Working testing against the aiter baseline by running it in it's own kernel.

PyTorch eager:
⚡ 499 µs 🐌 856 µs
⚡ 1151 µs 🐌 1280 µs
⚡ 510 µs 🐌 1054 µs
⚡ 482 µs 🐌 1442 µs
⚡ 1124 µs 🐌 1370 µs
⚡ 621 µs 🐌 1008 µs

Add @torch.compile to the custom_kernel(not sure if this is works in the container solution but much faster runtime):
⚡ 26.6 µs 🐌 32.0 µs
⚡ 198 µs 🐌 219 µs
⚡ 61.8 µs 🐌 69.4 µs
⚡ 56.3 µs 🐌 62.6 µs
⚡ 199 µs 🐌 216 µs
⚡ 106 µs 🐌 116 µs

Aiter baseline:
⚡ 11.1 µs 🐌 17.2 µs
⚡ 24.3 µs 🐌 31.2 µs
⚡ 11.4 µs 🐌 16.8 µs
⚡ 11.4 µs 🐌 16.5 µs
⚡ 13.4 µs 🐌 18.8 µs
⚡ 12.1 µs 🐌 16.8 µs

@msaroufim
Copy link
Member

@danielhua23

@danielhua23
Copy link
Contributor

do you have the time comparison pytorch impl vs aiter kernel + aiter compile for github action job? if latter is slow, then we can go ahead

@danielhua23
Copy link
Contributor

and are the shuffle_scale, shuffle_Weight, quantize_fp4, etc moved from aiter UT files?

@danielhua23
Copy link
Contributor

might better to do acc test like #113. Thanks

@arseniivanov
Copy link
Author

do you have the time comparison pytorch impl vs aiter kernel + aiter compile for github action job? if latter is slow, then we can go ahead

I don't know how to test this, I would have to get into this which might be beyond me given that I participate in the competition myself. I just saw Siro mentioning on the server that the compile time of Aiter reference was a big reason for the slow feedback loops and that you were planning to do a PT only ref.

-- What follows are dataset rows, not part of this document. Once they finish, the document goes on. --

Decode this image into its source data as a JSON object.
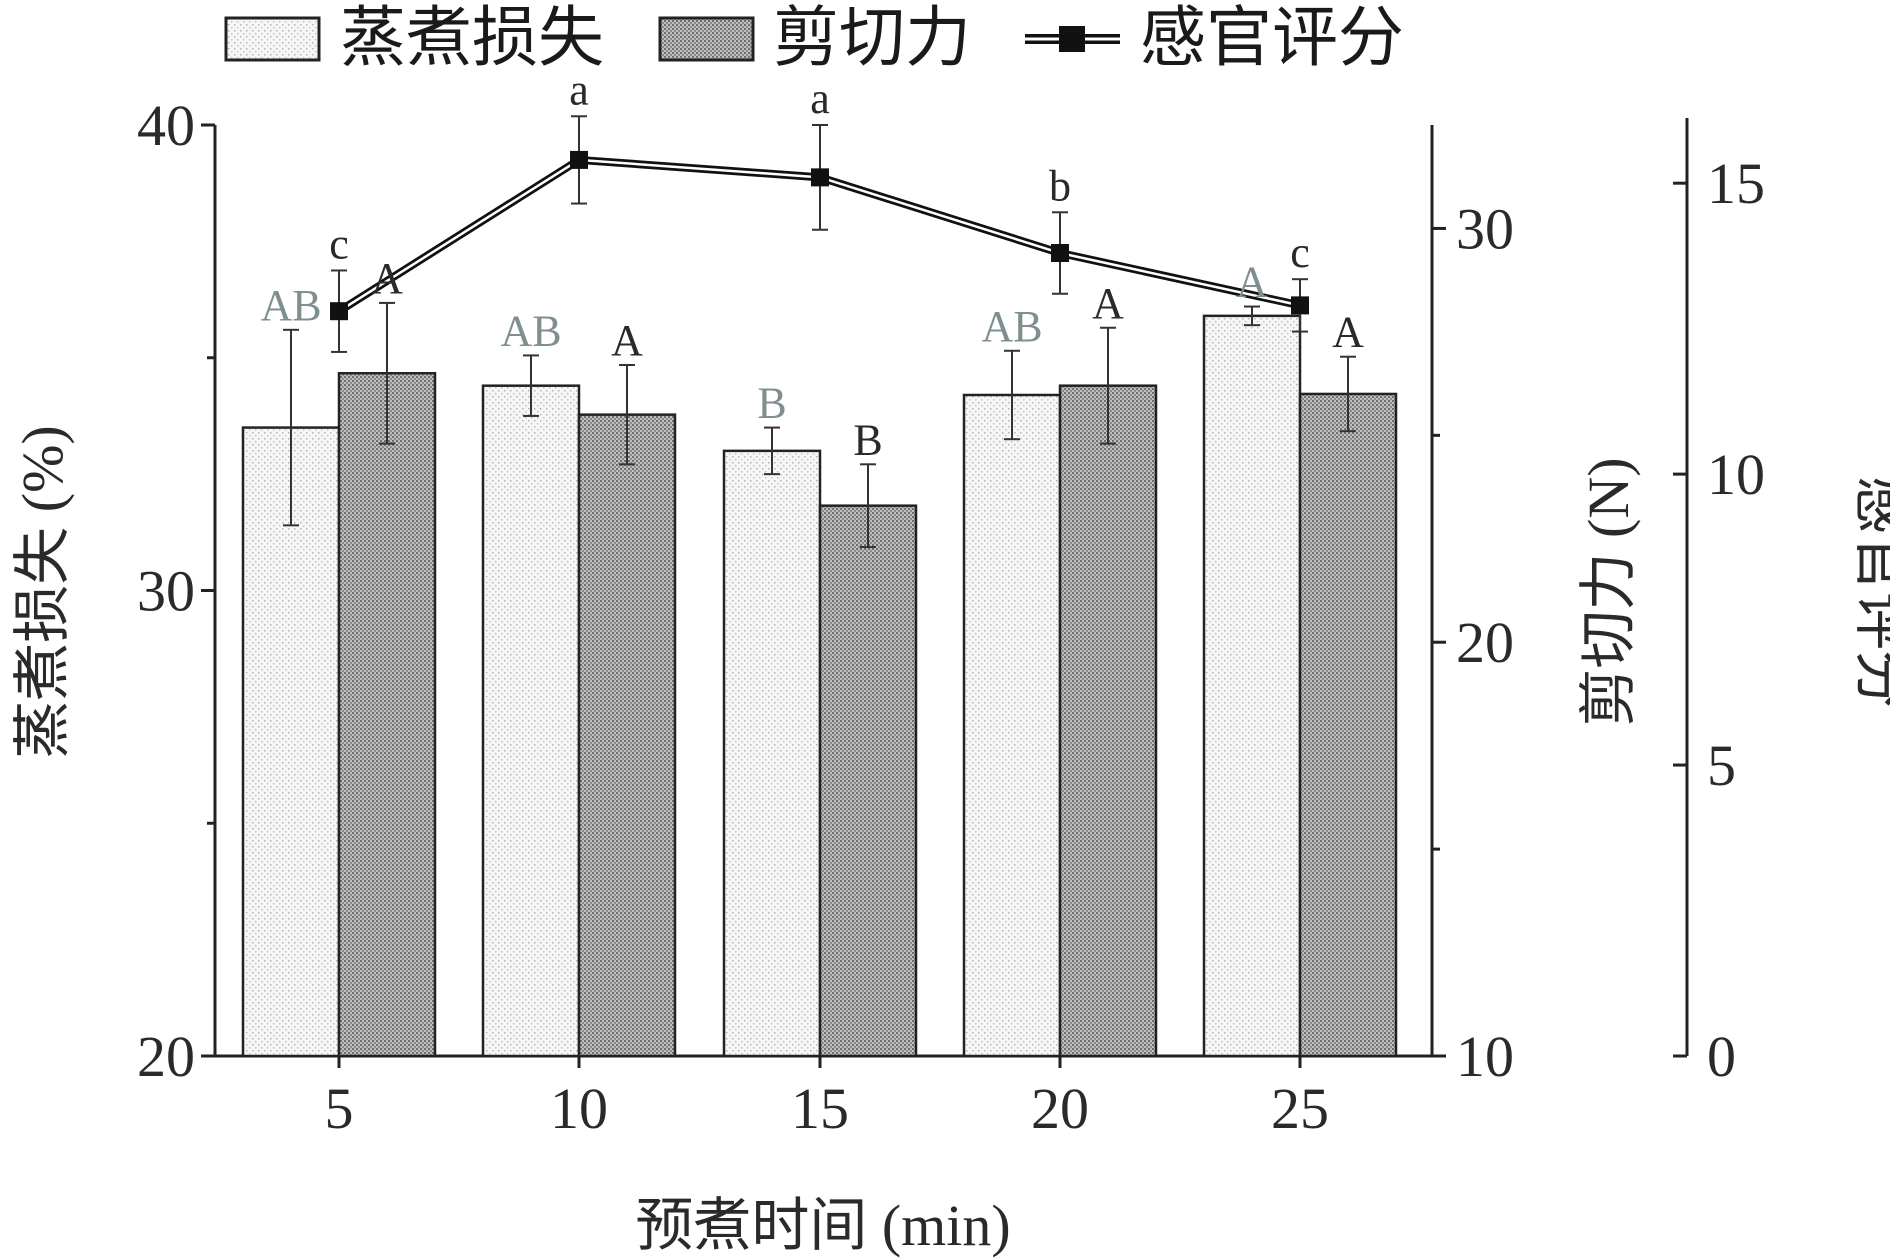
{
  "chart_data": {
    "type": "bar",
    "categories": [
      "5",
      "10",
      "15",
      "20",
      "25"
    ],
    "xlabel": "预煮时间 (min)",
    "legend": {
      "placement": "top",
      "entries": [
        "蒸煮损失",
        "剪切力",
        "感官评分"
      ]
    },
    "axes": {
      "left": {
        "label": "蒸煮损失 (%)",
        "ylim": [
          20,
          40
        ],
        "ticks": [
          "20",
          "30",
          "40"
        ]
      },
      "right1": {
        "label": "剪切力 (N)",
        "ylim": [
          10,
          32.5
        ],
        "ticks": [
          "10",
          "20",
          "30"
        ]
      },
      "right2": {
        "label": "感官评分",
        "ylim": [
          0,
          16
        ],
        "ticks": [
          "0",
          "5",
          "10",
          "15"
        ]
      }
    },
    "series": [
      {
        "name": "蒸煮损失",
        "kind": "bar",
        "axis": "left",
        "values": [
          33.5,
          34.4,
          33.0,
          34.2,
          35.9
        ],
        "errors": [
          2.1,
          0.65,
          0.5,
          0.95,
          0.2
        ],
        "sig": [
          "AB",
          "AB",
          "B",
          "AB",
          "A"
        ]
      },
      {
        "name": "剪切力",
        "kind": "bar",
        "axis": "right1",
        "values": [
          26.5,
          25.5,
          23.3,
          26.2,
          26.0
        ],
        "errors": [
          1.7,
          1.2,
          1.0,
          1.4,
          0.9
        ],
        "sig": [
          "A",
          "A",
          "B",
          "A",
          "A"
        ]
      },
      {
        "name": "感官评分",
        "kind": "line",
        "axis": "right2",
        "values": [
          12.8,
          15.4,
          15.1,
          13.8,
          12.9
        ],
        "errors": [
          0.7,
          0.75,
          0.9,
          0.7,
          0.45
        ],
        "sig": [
          "c",
          "a",
          "a",
          "b",
          "c"
        ]
      }
    ]
  },
  "colors": {
    "axis": "#222222",
    "bar_light": "#f2f2f2",
    "bar_dark": "#9a9a9a",
    "line": "#111111",
    "sig_gray": "#7f8f8f",
    "sig_dark": "#2a2a2a"
  }
}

and are the shuffle_scale, shuffle_Weight, quantize_fp4, etc moved from aiter UT files?

To my knowledge, the aiter UT files https://github.com/ROCm/aiter/blob/main/op_tests/triton_tests/gemm/basic/test_gemm_afp4wfp4.py still reference the aiter helpers like shuffle_weights. I have referenced the sources I used by comments in the code, its mostly Triton code from shuffle_weights and fp4_helpers converted to torch. I think there is some magic numbers involved for the AMD hardware on concepts like subnormals so I tried to follow the Triton impl.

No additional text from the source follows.